Dubai resident and animal lover Laura Maria, who was part of a search crew for a missing puppy named Nini, also knows the importance of being active. Nini was part of five pups who had been recently rescued and had been put on a trial adoption.
However, Maria’s jubilation soon turned to worry when she got a call not too long afterward.
“I was so excited that we found the right family for one of them,” she says. “We left the pup in trial adoption, but after just a couple of hours I got a call that she had been lost on her walk as the harness bought by [the potential owners] was too big on her. We got there immediately to start the search.”
Unfortunately, finding Nini proved to be a challenge. There were construction sites, bushes, and underground parking lots that she could have potentially hidden in. Nobody had seen her, and several days went by.
“We didn’t give up and for 10 days straight we were there day and night, calling out and searching, distributing flyers and asking every single person we saw around. We expected the family to join us and help look for her, but sadly that didn’t happen,” she says.
On the 10th day, a rescue group set up a search and about 15 volunteers came out late at night to look for the missing pup, something Maria says she will forever be grateful for.
“We spotted her in a construction site nearby, set up a trap and waited.
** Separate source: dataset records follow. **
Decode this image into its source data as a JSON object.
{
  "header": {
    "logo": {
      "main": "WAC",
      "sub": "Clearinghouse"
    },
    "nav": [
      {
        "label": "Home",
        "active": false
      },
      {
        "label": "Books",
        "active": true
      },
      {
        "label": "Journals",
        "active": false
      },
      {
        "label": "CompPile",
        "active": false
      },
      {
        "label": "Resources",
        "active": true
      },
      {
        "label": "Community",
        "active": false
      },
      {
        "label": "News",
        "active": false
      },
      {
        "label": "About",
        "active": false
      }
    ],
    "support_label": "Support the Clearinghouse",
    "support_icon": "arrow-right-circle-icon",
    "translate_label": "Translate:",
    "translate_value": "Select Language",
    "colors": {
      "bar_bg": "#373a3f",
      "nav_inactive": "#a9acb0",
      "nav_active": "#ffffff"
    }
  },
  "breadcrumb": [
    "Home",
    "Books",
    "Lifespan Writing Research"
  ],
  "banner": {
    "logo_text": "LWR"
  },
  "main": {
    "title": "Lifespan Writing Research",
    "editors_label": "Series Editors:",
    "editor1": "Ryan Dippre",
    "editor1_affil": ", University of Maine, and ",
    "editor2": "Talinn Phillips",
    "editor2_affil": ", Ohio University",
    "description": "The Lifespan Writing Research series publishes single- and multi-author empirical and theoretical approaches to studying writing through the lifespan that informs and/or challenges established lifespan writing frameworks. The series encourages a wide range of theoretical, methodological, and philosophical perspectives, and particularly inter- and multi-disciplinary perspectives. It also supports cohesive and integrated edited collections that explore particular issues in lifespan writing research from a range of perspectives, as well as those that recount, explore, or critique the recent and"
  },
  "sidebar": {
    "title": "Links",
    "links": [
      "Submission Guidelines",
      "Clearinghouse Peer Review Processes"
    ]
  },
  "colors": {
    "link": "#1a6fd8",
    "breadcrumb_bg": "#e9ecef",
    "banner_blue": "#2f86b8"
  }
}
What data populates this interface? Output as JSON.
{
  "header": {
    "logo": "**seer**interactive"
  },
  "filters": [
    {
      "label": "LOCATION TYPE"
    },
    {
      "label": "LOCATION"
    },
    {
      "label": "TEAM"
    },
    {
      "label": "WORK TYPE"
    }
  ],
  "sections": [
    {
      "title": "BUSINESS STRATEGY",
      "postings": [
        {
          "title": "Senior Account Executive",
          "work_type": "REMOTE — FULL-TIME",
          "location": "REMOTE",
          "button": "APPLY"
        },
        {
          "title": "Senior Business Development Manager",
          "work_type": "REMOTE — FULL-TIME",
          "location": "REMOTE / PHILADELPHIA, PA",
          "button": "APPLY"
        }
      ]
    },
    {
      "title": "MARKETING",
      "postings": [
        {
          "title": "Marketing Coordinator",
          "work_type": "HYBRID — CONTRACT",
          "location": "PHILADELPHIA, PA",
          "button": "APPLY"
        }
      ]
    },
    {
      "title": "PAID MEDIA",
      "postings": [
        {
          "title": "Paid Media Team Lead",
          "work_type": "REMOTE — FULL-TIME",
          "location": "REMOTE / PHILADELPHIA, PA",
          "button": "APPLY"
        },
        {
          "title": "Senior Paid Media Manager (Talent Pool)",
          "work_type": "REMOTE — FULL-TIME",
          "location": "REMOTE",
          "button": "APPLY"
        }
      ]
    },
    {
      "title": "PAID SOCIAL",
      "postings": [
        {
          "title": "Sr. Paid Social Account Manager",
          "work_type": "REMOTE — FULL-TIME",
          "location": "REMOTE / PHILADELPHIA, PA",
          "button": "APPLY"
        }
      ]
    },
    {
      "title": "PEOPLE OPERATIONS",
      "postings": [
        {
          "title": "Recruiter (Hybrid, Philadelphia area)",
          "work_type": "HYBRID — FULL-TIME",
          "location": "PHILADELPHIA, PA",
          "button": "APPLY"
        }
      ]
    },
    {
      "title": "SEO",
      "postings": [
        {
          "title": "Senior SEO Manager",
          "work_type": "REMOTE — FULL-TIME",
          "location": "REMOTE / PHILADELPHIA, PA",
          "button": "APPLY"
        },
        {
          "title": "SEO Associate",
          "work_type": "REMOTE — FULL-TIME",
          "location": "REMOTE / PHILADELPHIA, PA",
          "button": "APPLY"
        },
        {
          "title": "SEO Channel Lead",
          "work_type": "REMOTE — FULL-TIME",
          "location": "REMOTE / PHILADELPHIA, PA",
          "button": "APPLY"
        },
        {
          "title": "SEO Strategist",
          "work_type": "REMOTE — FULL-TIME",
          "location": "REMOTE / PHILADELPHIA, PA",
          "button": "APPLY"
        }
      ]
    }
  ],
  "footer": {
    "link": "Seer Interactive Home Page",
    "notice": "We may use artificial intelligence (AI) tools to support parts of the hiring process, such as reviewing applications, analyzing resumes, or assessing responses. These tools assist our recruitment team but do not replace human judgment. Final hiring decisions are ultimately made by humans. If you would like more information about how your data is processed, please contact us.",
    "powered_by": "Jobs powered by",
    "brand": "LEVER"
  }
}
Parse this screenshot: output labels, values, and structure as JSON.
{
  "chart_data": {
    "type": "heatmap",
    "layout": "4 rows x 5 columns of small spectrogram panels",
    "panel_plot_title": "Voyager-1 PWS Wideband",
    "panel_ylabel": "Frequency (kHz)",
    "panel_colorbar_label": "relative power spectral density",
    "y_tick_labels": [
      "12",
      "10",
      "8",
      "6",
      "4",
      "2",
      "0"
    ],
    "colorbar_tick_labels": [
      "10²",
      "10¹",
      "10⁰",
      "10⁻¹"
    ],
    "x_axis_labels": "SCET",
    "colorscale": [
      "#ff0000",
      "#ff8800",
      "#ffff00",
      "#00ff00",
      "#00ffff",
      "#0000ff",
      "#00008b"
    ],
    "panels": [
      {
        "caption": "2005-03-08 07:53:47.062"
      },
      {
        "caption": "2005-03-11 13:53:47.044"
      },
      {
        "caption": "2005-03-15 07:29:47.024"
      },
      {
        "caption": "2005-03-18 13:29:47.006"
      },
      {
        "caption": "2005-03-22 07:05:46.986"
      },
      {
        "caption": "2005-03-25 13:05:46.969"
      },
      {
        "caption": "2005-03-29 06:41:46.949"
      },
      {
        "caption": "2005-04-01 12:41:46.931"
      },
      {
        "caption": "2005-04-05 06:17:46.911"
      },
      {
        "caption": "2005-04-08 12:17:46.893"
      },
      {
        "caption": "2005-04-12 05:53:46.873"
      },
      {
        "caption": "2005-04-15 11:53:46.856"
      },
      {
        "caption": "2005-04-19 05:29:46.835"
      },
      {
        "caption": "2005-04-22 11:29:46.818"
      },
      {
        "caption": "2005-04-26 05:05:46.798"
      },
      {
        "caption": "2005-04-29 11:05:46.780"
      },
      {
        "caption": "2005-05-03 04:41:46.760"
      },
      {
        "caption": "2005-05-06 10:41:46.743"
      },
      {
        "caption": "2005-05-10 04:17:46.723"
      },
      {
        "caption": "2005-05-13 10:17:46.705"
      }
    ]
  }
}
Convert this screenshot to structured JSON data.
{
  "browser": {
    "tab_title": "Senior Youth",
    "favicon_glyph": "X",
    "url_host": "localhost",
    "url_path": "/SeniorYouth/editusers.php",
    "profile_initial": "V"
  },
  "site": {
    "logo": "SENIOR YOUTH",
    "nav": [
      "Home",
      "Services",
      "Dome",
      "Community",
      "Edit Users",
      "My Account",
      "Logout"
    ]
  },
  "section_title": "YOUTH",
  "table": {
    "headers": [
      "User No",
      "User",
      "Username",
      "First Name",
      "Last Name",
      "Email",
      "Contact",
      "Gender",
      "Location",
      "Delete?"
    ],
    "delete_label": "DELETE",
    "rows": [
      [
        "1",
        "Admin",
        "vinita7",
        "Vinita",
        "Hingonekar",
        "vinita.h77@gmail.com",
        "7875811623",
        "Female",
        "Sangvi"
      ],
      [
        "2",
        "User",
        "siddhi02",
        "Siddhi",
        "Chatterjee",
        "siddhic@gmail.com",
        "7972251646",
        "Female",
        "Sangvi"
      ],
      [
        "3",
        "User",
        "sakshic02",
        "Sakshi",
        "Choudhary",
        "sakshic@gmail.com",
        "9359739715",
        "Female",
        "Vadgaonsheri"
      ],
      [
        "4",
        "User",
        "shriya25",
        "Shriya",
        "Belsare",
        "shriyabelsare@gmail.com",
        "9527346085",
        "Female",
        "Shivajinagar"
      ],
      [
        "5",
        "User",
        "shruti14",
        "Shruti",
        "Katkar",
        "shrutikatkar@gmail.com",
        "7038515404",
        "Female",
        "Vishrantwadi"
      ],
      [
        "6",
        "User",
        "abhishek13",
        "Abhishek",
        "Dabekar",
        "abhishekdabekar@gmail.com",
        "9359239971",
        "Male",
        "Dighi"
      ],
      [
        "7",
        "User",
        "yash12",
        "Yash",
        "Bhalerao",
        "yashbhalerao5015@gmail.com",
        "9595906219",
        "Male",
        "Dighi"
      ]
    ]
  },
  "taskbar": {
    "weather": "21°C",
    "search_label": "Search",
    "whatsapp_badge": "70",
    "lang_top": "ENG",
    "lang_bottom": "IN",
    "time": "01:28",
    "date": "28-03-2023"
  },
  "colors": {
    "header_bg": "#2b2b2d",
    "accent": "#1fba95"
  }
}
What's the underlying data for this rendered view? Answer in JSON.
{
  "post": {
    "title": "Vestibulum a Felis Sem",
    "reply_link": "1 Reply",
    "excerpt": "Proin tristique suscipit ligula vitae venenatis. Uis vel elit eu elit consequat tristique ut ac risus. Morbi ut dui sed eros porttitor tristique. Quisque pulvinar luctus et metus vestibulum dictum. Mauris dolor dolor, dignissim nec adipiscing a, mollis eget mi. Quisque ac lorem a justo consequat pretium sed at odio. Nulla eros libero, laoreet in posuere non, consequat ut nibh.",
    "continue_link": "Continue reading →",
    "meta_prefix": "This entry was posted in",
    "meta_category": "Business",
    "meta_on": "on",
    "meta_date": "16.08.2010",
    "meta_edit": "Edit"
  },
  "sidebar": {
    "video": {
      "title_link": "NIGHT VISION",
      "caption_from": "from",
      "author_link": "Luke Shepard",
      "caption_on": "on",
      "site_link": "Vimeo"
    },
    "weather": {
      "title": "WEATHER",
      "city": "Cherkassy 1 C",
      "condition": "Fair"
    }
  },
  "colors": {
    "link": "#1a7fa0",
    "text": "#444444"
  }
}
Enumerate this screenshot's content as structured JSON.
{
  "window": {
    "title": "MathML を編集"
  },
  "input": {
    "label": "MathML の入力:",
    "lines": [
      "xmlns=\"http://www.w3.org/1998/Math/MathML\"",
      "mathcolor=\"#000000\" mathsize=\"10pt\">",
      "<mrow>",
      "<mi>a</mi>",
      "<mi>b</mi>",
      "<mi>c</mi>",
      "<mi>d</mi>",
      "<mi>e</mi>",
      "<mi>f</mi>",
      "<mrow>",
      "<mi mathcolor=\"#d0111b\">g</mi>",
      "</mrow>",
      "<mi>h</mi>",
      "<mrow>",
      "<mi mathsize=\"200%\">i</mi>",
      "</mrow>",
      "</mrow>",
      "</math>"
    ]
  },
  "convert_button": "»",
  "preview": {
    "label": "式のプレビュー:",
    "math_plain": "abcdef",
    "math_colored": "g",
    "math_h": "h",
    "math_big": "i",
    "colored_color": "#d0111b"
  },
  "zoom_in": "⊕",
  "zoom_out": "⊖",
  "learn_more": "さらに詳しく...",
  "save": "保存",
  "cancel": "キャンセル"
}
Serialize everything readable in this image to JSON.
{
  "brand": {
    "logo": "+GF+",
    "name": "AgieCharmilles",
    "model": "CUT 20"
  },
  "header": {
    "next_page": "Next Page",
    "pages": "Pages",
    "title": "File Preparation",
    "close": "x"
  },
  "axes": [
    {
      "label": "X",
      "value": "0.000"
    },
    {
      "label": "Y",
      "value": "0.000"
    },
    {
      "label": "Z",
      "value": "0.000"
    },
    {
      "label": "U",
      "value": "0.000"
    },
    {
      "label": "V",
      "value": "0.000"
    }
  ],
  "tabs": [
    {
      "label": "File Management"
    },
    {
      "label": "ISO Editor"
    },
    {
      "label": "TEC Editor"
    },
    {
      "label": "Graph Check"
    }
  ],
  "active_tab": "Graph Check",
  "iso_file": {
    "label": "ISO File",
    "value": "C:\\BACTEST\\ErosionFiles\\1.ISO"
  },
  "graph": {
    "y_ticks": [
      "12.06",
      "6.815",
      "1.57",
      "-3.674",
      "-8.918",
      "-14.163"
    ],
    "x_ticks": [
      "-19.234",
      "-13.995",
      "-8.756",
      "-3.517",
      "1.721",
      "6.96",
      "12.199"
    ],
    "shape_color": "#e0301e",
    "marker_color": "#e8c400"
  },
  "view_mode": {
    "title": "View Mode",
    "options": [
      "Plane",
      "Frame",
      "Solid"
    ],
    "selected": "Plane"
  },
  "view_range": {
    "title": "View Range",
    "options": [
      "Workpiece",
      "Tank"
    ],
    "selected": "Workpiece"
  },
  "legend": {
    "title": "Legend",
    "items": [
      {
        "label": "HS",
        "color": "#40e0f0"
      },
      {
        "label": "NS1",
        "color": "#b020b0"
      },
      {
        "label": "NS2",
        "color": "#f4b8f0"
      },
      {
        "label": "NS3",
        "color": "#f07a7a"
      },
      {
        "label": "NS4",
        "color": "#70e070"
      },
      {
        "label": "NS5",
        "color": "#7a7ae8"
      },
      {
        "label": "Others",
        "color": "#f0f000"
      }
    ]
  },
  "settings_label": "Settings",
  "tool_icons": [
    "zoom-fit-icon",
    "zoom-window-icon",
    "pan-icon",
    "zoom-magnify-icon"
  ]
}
It was the longest 10 minutes of our lives. She had fleas, scratches, wounds and two deep injuries on her paws. But she was so happy to see us and settled back very quickly,” Maria says.
Don’t give up hope
Saeed, Bailey and Maria all offer the same advice for owners of missing pets: don’t give up. Lost animals can feel overwhelmed by their new surroundings, but generally won’t wander away too far from spots they know or were last taken to. It is vital to go out and look for them, as well as update their microchips and collars in the hope they will be picked up by a kind stranger.
“Pets go into survival mode when they’ve spent more than three or four days lost, to which they may not respond to your voice or scent, therefore making it harder for you to find them. But that shouldn’t discourage you from searching every day and asking for help from the pet community,” says Maria. “There have been cases of pets reuniting with owners after months and even years, so [believe] it will happen.”